Cloud computing changed the required skills for software engineers and system administrators. IT departments that didn’t continuously researched and adopted new technologies are usually caught off-guard when they decide to “move to the cloud”. A cloud native IT department requires new skills as the software they have will need refactoring and repackaging to run and take advantage of the new environment, the cloud. About those skills and responsibilities I'll be speaking in this article. Internally, we call this role the cloud native engineer*.
A cloud native engineer needs to take an application from a repository through a continuous integration and delivery pipeline. During this journey, she would make sure that the code builds, passes the tests, gets deployed safely and secure up to the to the production environment.
The list of relevant technologies in the cloud native context is overwhelming:
But don't worry, you don't need to know them all. You' can't either have "3+ years of production experience" as some naive recruiters would expect, because it's a very new field.

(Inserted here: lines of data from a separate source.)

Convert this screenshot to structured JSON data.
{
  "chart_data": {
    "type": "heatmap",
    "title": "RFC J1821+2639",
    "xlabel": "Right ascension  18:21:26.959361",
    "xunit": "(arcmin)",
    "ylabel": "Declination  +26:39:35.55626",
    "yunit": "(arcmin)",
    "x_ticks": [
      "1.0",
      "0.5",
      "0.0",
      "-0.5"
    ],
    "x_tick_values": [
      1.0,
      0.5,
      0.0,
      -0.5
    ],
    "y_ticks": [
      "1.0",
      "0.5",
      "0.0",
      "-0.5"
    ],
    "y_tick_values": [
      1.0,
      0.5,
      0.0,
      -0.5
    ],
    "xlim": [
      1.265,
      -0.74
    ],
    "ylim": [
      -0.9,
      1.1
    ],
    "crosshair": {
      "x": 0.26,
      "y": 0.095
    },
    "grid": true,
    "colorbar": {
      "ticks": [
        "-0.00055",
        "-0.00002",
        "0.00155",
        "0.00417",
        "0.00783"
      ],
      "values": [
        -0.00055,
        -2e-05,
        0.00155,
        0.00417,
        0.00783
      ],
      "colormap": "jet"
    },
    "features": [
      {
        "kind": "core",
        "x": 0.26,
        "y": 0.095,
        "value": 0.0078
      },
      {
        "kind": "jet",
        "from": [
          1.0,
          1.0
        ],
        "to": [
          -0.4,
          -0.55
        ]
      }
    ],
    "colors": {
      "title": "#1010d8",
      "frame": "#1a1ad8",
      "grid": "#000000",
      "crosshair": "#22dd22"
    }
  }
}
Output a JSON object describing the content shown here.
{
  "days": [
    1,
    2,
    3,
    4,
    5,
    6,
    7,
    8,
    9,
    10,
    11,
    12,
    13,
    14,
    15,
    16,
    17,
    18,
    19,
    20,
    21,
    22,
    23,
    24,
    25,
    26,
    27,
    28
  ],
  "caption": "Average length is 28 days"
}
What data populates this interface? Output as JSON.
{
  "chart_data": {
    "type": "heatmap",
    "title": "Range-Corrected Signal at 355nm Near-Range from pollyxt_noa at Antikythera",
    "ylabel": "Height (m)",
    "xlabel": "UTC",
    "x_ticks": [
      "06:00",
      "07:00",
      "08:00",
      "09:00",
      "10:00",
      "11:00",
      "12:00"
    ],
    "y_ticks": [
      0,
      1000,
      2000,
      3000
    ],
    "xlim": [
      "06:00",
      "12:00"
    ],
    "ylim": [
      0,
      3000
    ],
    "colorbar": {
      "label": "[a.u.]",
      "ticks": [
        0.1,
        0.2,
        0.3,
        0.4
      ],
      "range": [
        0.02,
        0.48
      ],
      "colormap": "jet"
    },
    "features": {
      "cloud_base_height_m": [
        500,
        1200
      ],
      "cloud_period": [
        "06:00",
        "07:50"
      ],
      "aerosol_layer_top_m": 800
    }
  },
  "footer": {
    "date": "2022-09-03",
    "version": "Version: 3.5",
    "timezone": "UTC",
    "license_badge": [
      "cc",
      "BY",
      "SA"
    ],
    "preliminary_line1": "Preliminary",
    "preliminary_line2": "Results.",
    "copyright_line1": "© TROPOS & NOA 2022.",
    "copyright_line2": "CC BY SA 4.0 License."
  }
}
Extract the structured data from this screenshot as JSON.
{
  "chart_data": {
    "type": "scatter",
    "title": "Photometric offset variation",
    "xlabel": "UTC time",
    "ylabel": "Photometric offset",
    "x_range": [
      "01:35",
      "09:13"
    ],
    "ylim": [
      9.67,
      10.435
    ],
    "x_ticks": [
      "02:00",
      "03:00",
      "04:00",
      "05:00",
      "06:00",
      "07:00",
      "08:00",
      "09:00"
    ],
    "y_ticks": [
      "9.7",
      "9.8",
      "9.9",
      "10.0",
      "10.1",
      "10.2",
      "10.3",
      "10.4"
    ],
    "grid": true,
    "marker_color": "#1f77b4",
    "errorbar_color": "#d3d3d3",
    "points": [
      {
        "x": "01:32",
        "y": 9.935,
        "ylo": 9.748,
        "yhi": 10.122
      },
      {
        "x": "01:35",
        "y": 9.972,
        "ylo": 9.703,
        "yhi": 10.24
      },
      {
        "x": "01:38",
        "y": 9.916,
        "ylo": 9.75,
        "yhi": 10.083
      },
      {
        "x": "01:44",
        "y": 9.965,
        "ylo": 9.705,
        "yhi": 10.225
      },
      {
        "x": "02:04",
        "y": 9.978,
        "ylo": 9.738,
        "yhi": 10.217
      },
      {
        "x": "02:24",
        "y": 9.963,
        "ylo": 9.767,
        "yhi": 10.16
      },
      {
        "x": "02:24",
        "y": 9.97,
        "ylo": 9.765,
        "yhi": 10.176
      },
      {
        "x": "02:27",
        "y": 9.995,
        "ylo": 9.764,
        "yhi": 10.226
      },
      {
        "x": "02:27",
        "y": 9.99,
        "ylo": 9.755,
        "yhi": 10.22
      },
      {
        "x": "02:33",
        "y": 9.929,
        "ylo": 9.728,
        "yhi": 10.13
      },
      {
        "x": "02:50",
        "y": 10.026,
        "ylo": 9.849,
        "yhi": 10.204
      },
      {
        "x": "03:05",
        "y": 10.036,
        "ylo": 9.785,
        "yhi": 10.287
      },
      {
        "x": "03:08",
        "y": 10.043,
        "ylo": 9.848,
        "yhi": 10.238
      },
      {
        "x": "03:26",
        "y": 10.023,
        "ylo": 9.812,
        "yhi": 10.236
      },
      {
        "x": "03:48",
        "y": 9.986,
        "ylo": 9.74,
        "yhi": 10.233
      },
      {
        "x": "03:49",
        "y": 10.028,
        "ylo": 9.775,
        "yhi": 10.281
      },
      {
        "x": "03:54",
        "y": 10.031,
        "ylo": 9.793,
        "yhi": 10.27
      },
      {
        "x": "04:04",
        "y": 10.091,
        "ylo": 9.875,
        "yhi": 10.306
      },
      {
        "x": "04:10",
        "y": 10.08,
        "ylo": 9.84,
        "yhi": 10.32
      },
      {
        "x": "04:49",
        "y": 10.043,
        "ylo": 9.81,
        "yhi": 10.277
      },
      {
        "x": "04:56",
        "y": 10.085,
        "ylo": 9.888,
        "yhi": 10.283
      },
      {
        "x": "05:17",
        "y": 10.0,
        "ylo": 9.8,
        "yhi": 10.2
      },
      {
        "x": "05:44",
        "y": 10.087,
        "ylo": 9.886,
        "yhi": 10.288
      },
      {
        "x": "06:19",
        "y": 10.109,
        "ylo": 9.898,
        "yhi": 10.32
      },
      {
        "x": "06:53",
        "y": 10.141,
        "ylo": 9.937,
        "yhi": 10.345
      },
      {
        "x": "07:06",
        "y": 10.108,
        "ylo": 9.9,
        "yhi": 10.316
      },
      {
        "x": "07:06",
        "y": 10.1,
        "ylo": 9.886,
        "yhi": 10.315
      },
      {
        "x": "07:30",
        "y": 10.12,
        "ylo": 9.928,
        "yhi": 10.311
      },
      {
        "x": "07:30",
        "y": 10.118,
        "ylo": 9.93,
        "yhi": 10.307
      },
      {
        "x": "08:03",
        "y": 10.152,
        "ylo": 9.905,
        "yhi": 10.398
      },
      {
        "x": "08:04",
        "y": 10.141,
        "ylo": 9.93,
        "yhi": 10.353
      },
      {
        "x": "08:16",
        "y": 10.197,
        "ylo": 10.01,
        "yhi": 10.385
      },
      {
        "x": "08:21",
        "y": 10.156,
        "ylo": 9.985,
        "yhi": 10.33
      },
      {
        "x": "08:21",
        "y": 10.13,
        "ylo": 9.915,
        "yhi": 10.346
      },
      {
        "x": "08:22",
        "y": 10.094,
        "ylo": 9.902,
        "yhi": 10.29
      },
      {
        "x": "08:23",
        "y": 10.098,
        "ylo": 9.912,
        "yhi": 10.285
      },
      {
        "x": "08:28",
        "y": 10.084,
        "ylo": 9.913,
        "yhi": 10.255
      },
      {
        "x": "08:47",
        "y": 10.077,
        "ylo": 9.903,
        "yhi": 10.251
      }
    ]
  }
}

By the way, there's another map for serverless.
So let’s go one by one over the required building blocks of every cloud project, the bread and butter of the cloud native engineer skillset**.
You'll need to figure out if you're dealing with a micro-service architecture or with a monolith. If you’re not assigned to a greenfield project, most of the time you’ll have to move a project from a monolith to microservices. Missing the knowledge about microservices? Check a microservice-demo app here: https://microservices-demo.github.io
To understand what microservices are all about, read Martin Fawler’s article on the subject. Sam Newman’s book is the “bible” in this domain.
Once you know with what type of architecture you’re dealing, you’ll need some basic understanding on how to run and build that project. If you need to adjust/debug the application, experience or familiarity with the programming language is required.
In the cloud native context, applications get delivered as containers (serverless is gaining traction as well). So you'll need to be able to understand and package applications into these new standards. My colleague’s (Adrian Mouat) Using Docker book is probably your best option for getting up to speed.
Once the code (both applications and infrastructure) is written, you will need to deploy it somewhere. Most of the "old" continuous integration tools are still alive and kicking and they've learned how to do continuous delivery. New tools are emerging, but it looks like Jenkins is still the standard, mainly due to poor alternatives. The CI tool will drive the entire delivery process, so designing a good pipeline will result in a better developer experience and faster response to failures/bugs. All types of tests and code quality tools will have to get integrated here as well.
If you package your application in containers you'll need to understand their lifecycle. Kubernetes is becoming the standard in this space, with managed solutions from all major cloud providers. Go over the basic tutorials or look for a training if you intend to go deeper into the subject, as this will be your new playground once the apps will get deployed.
OK, you have some application code that works. Your next step (for greenfield projects it’s the first step) is to build the infrastructure where that code will run. This involves a mix of managed services and writing code for the missing parts. Tools like Terraform, Cloud Formation, Ansible are the usual suspects in this area.
Monitoring plays a central role in a distributed system. The old tools didn’t manage to catch up with the new landscape, so you’ll need to look into SaaS solutions, the default services offered by your cloud, or rely on open source projects (like Prometheus/Grafana).
For most companies, the infrastructure will get replaced by an API, some credentials and a bill that will track the usage. Understanding of cloud computing primitives like compute units, databases, storage, network for whatever cloud/infrastructure provider you are using is mandatory. Understanding pricing for the new services will help you avoid nasty surprises at the end of the month.
Once your IT department implements those block, there are other areas that usually gain attention:
The shift to cloud computing reflects as well in the technical skills required to develop and operate the applications on this new platforms. Continuous learning is the only way you can keep up. If you can't do it at your current workplace, probably it's time to look for a new challenge somewhere else.
*The skillset and responsibility of this role are different than the Google’s Site Reliability Engineer role: “SRE is what happens when you ask a software engineer to design an operations team” - Benjamin Treynor Sloss - SRE Founder. The DevOps Engineer is a weird name/role that is too vague and always in flux to make comparisons, but it does overlap on some of the skills.
**While shorter than the cloud native landscape, this list is overwhelming as well. I initially assembled it for a colleague (hi Riccardo!) but it is useful for everybody who wants to make a career step in this direction. Most of the people will know the basics and have deep knowledge in a few areas that interest them most.